Take, for example, my wish to add a dog to my fur family. The longing has gotten much stronger lately, but it’s not something I can just go out and do because my current living situation and lifestyle doesn’t support it. And I know deep down what I truly want is someone to love and to love me, so this longing may be simply, in essence, a desire for more connection.. possibly even a desire for motherhood. Or rather, motherhood without quite the same intensity of responsibility. It’s an interesting thing to ponder, as I approach 35, happily living the single life, but.. wondering. Still, I think just having a fur family would make me quite happy.

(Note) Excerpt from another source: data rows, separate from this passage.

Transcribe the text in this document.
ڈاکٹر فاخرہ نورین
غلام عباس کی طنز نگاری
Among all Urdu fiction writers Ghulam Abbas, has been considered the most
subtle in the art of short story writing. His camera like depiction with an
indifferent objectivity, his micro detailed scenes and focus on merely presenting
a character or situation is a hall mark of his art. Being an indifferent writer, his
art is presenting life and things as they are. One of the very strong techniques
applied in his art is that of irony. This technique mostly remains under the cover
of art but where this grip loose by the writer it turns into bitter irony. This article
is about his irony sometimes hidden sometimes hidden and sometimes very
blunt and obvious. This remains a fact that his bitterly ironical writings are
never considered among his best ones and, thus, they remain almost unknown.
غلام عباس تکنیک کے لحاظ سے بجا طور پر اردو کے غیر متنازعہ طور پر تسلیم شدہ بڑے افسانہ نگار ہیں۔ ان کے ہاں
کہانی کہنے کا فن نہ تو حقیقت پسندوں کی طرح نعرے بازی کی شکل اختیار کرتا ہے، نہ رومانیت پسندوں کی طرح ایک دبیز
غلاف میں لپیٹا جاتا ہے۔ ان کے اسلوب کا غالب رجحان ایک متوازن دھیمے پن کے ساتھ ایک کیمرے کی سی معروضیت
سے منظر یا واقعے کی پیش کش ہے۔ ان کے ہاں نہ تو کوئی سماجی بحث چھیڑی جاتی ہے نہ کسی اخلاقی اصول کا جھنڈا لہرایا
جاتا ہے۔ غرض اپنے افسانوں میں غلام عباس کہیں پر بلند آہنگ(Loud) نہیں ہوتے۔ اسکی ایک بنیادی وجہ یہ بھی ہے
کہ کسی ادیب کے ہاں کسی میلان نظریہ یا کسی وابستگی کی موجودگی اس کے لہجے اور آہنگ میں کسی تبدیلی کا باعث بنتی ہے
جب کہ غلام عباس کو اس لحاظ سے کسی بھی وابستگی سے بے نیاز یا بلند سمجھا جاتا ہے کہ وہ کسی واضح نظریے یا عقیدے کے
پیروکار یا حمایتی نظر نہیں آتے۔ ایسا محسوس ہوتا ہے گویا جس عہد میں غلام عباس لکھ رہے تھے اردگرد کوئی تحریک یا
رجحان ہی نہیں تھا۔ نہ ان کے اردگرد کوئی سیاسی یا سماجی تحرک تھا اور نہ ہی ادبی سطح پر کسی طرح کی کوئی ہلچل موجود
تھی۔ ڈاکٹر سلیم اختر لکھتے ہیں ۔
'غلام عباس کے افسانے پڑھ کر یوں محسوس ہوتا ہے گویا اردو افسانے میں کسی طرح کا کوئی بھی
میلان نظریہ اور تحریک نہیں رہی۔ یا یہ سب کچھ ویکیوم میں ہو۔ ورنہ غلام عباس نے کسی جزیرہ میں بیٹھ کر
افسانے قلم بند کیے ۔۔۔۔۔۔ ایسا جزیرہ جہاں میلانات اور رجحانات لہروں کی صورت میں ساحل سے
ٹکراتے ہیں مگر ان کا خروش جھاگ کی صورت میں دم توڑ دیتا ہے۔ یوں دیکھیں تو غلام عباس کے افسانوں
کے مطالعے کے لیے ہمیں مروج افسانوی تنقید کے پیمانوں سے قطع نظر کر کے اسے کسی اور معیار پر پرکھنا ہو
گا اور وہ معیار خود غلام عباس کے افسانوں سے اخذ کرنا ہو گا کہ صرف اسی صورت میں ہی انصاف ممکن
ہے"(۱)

This week a rather personal anniversary heightened my awareness of my age and singledom. In my early twenties, I had a close friend ask me to be her birth partner when she became pregnant unexpectedly. I went to lamaze classes with her, and when the call came, I showed up at the hospital at 3:30am to support her during labor and the birth. It was easily the most singularly amazing thing I have ever witnessed and been part of, and I feel strongly everyone should witness a birth sometime in their life. Since then, I’ve harbored a somewhat secret yearning to be a midwife or a doula. A number of things have stopped me, largely that I do not have much of a stomach for most things medical, and that being on-call to be on “baby’s time” is a major commitment. There’s an essence there, though, that appeals to me, and I’ve considered pregnancy photography, and mother-and-child photography. There’s also pre-natal and infant massage therapy. I just haven’t pieced it together, and I haven’t discerned yet whether the desire to be a midwife or work with pregnant women might also be a longing for motherhood itself.

I’ll keep picking up the pebbles everyday, and seeing both what they are and what they might also be. I know it will continue to be interesting, because if we are not interested in our own desires, then how can they be called desires?